With her free-form creations, filled with scholarly and popular references, Laâbissi sets an example for artists seeking to break down barriers among the arts and disciplines. But beyond this, does she not also invite us to question the role of art and artists within different yet closely entwined levels of culture?

“Let’s talk about art, says the fool to the idiot”: thus ends Sophiatou Kossoko’s monologue in English at the end of Loredreamsong. Using quasi-Shakespearean language, she points to a certain vanity of art that is considered a world unto itself. . . unless she is praising idiocy as the -artist’s ultimate tool of subversion? (13)

[Translated from the French by Vanessa Nicolai]

NOTES
(1) Interview with Pascal Marius and Pierre Ryngaert, published in the educational issue of the Centre Pompidou’s “Arts de la scène et art contemporain” (2013): http://mediation.centrepompidou.fr/education/ressources/ENS-artsdelascen....
(2) For example, in the exhibition Danser sa vie, held at the Centre Pompidou, from November 23, 2011 to February 23, 2012.
(3) Rétrospective, Fondation Antoni Tapiès, Barcelona, 2012.
(4) Lecture at the École des beaux-arts de Nantes, 2009.
(5) For example, she recently participated in the exhibition Plus ou moins sorcières, at the Maison populaire de Montreuil in 2012, and in the conference Archive vivante. Théâtre, danse, performance, held in October 2012 at the Université Paris Diderot-Paris 7. See http://ufrlac.lac.univ-paris-diderot.fr/CERILAC_WEB/FR/PAGE_Event.awp? P1=16709].
(6) According to William T. Lhamon Jr., “Lore composes the basic gestures of all expressive behavior, from moans to narratives, signs to paintings, steps to dances,” in Raising Cain: Blackface Performance from Jim Crow to Hip Hop (Cambridge, Mass.: Harvard University Press, 2000), 69. As Jacques Rancière wrote in the preface to the French edition of Lhamon’s book, lore is “a matrix of knowledge, accounts and practices that are freely circulated,” in Peaux blanches, Masques noirs (Paris: L’Éclat, 2008), 8 (Own translation).
(7) Latifa Laâbissi, interview with Anna Colin in “4 Têtes et une oreille”, Le Journal de la Triennale No. 2 (February 2012).

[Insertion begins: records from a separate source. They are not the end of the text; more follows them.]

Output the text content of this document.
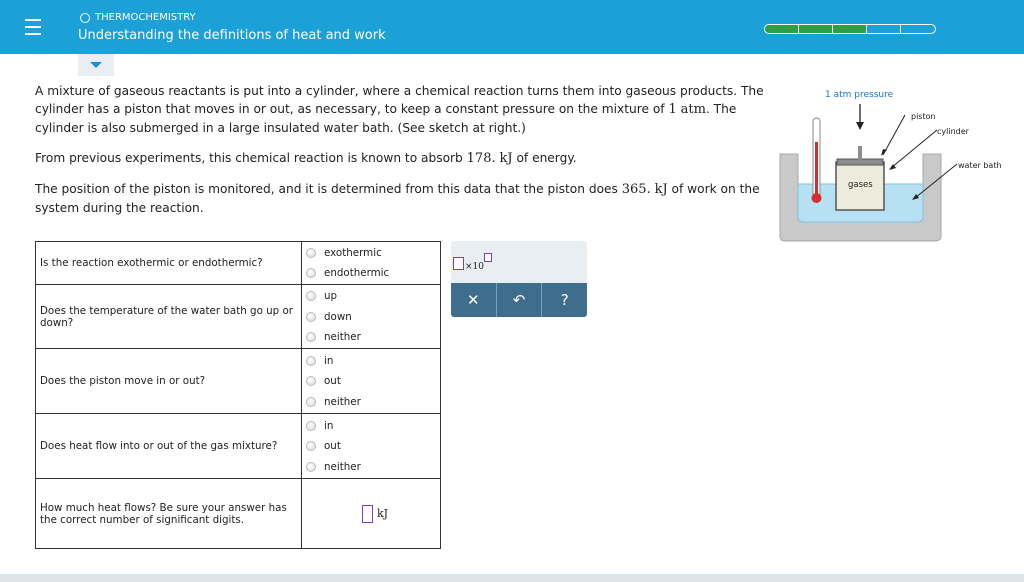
THERMOCHEMISTRY
Understanding the definitions of heat and work

A mixture of gaseous reactants is put into a cylinder, where a chemical reaction turns them into gaseous products. The cylinder has a piston that moves in or out, as necessary, to keep a constant pressure on the mixture of 1 atm. The cylinder is also submerged in a large insulated water bath. (See sketch at right.)

From previous experiments, this chemical reaction is known to absorb 178. kJ of energy.

The position of the piston is monitored, and it is determined from this data that the piston does 365. kJ of work on the system during the reaction.

Is the reaction exothermic or endothermic?	exothermic
endothermic

Does the temperature of the water bath go up or down?	up
down
neither

Does the piston move in or out?	in
out
neither

Does heat flow into or out of the gas mixture?	in
out
neither

How much heat flows? Be sure your answer has the correct number of significant digits.	kJ
×10
✕	↶	?
1 atm pressure
piston
cylinder
water bath
gases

(8) Nadia Lauro has also worked extensively with Jennifer Lacey. See Alexandra Baudelot, Jennifer Lacey & Nadia Lauro – Dispositifs chorégraphiques (Dijon: Les Presses du réel, 2007).
(9) http://vimeo.com/5435980
(10) A play on the word “colonie,” which can mean “community” or “camp” (“fun summer camps”) or “colony” (“the fun French colonies”) [Translator’s note].

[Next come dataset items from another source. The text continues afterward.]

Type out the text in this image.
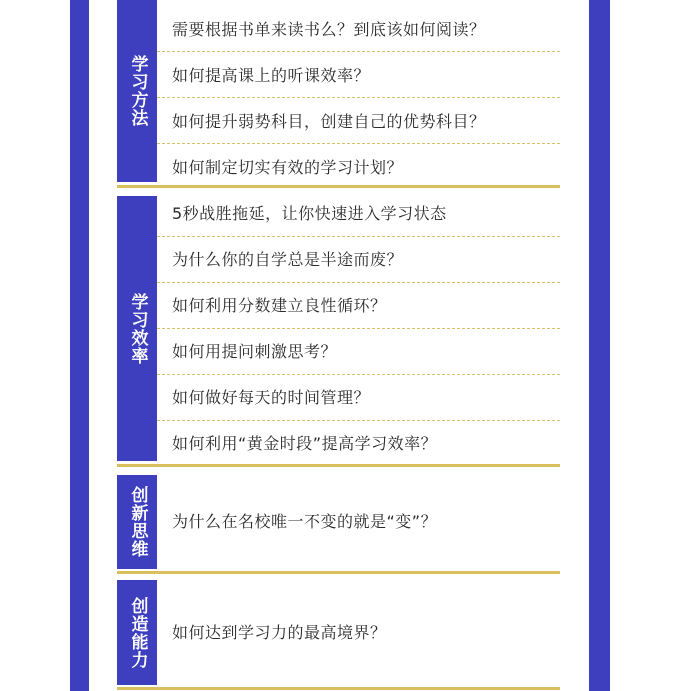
学习方法
需要根据书单来读书么？到底该如何阅读？
如何提高课上的听课效率？
如何提升弱势科目，创建自己的优势科目？
如何制定切实有效的学习计划？
学习效率
5秒战胜拖延，让你快速进入学习状态
为什么你的自学总是半途而废？
如何利用分数建立良性循环？
如何用提问刺激思考？
如何做好每天的时间管理？
如何利用“黄金时段”提高学习效率？
创新思维	为什么在名校唯一不变的就是“变”？
创造能力	如何达到学习力的最高境界？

(11) In 2005, the collective changed its name to Gelitin.
(12) For more information on these works, see, for example, the entries in the Centre Pompidou-sponsored new media encyclopaedia: www.newmedia-art.org/cgi-bin/show-art.asp? ID=9000000000067788&LG=FRA&DOC=IDEN&na=Nauman&pna=Bruce.
(13) This notion of idiocy is that of Jean-Yves Jouannais, in L’idiotie: Art, vie, politique-méthode (Paris: Beaux-Arts éditions, 2003).